Kemudian terjadilah rangkaian peristiwa dengan dalih menumpas komunisme di Indonesia, mulai dari G30S/PKI sampai Supersemar di tahun 1966. Pada tahun 1960an pula berbagai organisasi militan Islam “berkembang” fungsinya dan menunjukkan taringnya.

Dalam kompetisi politik, partai berlandaskan agama Islam juga muncul pada era Soeharto. Parmusi (Partai Muslimin Indonesia) berdiri dan menjadi organisasi politik Islam yang kuat. Bahkan Soeharto akhirnya membubarkan partai ini karena dilihat berpotensi membahayakan posisi politik partai tempat ia bernaung, yaitu Golkar, setelah Pemilu 1971.

Di sisi lain, muncul juga organisasi Islam yang didukung pemerintah Soeharto. Komando Jihad beroperasi pada akhir 1970-1980an digambarkan sebagai organisasi bawah tanah pemerintah. Komando Jihad dikatakan ingin merebut kekuasaan dan mendirikan negara Islam. Abu Bakar Ba’asyir dan Abdullah Sungkar yang terkait dengan Jemaah Islamiyah dikabarkan memiliki hubungan dengan organisasi tersebut. Menurut tulisan Vedi, Ali Moertopo dikatakan menjadi dalang di balik pembentukan Komando Jihad.

Di masa Orde Baru, peristiwa pengeboman juga sudah terjadi. Kejadian itu menimpa Candi Borobudur dan dua cabang BCA.

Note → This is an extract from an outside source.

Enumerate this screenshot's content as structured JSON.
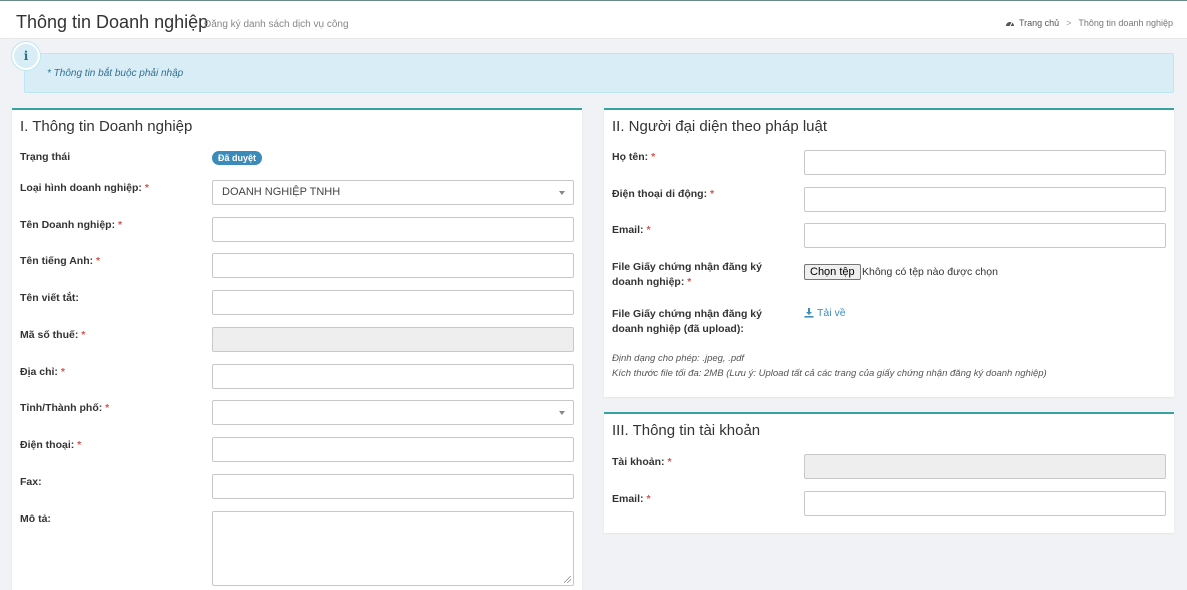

Islam, Alat Politik, Reformasi

Menariknya, Vedi menyatakan bahwa ia sempat mengadakan wawancara dengan beberapa pelaku teroris yang mengganggu kenyamanan hidup bersama dan mengatakan jika mereka sudah hidup di era Orde Baru. Mereka pun menyaksikan bagaimana jatuhnya rezim Soeharto tersebut. Misal saja para penggagas Majelis Mujahidin yang berdiri di Yogyakarta hanya dua tahun setelah era Orde Baru berakhir (2000).

Di tahun itu pula bom pada malam Natal 24 Desember 2000 terjadi. Tercatat bahwa peristiwa malam Natal itu diduga dilancarkan oleh Jamaah Islamiyah. Hambali, salah satu anggotanya, memimpin aksi tersebut. Bisa dikatakan bahwa pembuatan bom, persiapan mobil yang digunakan, dan rencana lainnya sudah dilakukan sebelum hari penyerangan. Ini bisa jadi bukti bahwa penyerangan ini dilakukan secara terstruktur dan terorganisir.

Sejak tahun 2000 itu, pemboman masih terus terjadi di mana-mana dengan skala yang bervariasi. Sejak saat itu pula istilah “terorisme”, “radikalisme”, dan “Islam” selalu melekat satu sama lain bagaikan pasangan suami-istri. Satu persamaan yang bisa dijadikan kesimpulan dari berbagai serangan yang mengatasnamakan Islam di Indonesia itu, semua mengkaitkan dengan Timur Tengah.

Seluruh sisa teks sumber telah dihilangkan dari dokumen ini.